Top of Mind awareness—AGT's was 52 after 96 years, most recognized brand in any category in the province. Our goal was 40 after 6 weeks, result was 60:
Attributes AGT TELUS
Service 78 88
Innovation 66 90
Competitiveness 70 86
Solutions 72 82
Albertaness 90 88


Market Share
Since the launch of the brand, TELUS has retained a 70% market share in long distance, while every other telco has lost between 8-10 percent over the same period.

To conclude, I want to re-state some of the key learnings:
  1. First, don't do this if you haven't got the stomach to do it all.

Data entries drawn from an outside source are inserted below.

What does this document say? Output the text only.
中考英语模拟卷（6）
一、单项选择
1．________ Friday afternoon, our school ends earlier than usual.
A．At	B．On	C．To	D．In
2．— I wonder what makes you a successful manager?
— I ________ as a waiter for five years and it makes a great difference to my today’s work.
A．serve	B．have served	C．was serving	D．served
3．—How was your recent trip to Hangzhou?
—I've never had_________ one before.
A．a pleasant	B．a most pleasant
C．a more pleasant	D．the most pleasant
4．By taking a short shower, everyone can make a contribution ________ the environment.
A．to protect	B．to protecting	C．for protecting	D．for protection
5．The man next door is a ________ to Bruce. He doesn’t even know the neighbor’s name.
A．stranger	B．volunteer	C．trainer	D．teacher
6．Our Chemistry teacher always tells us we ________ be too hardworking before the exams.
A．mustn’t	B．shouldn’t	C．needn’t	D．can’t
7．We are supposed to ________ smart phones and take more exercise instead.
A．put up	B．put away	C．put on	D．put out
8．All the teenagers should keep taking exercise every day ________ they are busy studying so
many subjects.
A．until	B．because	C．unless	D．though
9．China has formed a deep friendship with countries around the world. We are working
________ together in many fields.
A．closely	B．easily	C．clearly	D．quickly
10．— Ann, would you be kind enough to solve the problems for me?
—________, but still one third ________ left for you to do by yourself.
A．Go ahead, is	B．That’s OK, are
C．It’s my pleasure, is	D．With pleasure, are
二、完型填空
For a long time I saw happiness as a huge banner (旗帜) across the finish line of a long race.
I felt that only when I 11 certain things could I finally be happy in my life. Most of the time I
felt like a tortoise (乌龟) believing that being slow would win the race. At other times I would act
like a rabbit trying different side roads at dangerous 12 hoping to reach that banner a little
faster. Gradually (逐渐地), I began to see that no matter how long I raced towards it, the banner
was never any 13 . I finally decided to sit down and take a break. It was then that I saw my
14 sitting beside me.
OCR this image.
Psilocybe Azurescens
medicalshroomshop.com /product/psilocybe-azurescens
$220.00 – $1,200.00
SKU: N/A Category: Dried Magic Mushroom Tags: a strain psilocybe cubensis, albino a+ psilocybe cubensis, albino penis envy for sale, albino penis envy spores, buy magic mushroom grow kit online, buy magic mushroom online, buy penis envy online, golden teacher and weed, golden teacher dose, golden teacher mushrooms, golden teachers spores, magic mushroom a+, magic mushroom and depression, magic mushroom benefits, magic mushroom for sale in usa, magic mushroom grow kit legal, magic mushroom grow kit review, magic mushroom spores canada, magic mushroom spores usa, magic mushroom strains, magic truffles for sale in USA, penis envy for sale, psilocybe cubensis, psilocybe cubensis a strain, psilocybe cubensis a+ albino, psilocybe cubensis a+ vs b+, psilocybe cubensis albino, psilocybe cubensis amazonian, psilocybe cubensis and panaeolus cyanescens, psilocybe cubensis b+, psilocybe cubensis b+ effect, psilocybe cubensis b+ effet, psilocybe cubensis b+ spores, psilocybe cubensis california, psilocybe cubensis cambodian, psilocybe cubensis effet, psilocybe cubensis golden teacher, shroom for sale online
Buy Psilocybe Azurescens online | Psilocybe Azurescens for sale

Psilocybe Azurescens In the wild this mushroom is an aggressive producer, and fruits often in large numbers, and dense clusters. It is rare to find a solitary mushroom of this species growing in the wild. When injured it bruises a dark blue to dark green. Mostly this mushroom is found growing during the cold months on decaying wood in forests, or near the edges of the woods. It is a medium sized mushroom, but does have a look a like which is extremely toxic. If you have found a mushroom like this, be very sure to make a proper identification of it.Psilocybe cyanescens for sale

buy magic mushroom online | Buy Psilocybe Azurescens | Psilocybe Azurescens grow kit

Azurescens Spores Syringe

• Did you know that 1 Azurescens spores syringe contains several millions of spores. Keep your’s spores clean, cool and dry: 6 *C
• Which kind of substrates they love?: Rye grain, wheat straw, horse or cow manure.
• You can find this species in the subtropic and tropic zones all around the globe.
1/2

It is not a trivial exercise, and requires the total commitment from senior executives—particularly the CEO. Understand why you are doing it.
  2. Focus on all your audiences—employees, customers, retirees, influencers, etc.
  3. Seek professional help—do not try this at home. Brand management and transformation are very specialized fields, and almost no company has the talent or perspective to pull it off.
  4. You have to change the company, not just the logo—you can't sweep structural or cultural problems under a rug by coming up with a new logo. Customers—and employee—are smarter than that, and they will punish you if they thing you are trying to fool them.
  5. That being said, your brand is your most valuable asset. Understanding the nature and the value of your brand—and revitalizing it or changing it if you have to—is probably one of the best investments a company can make.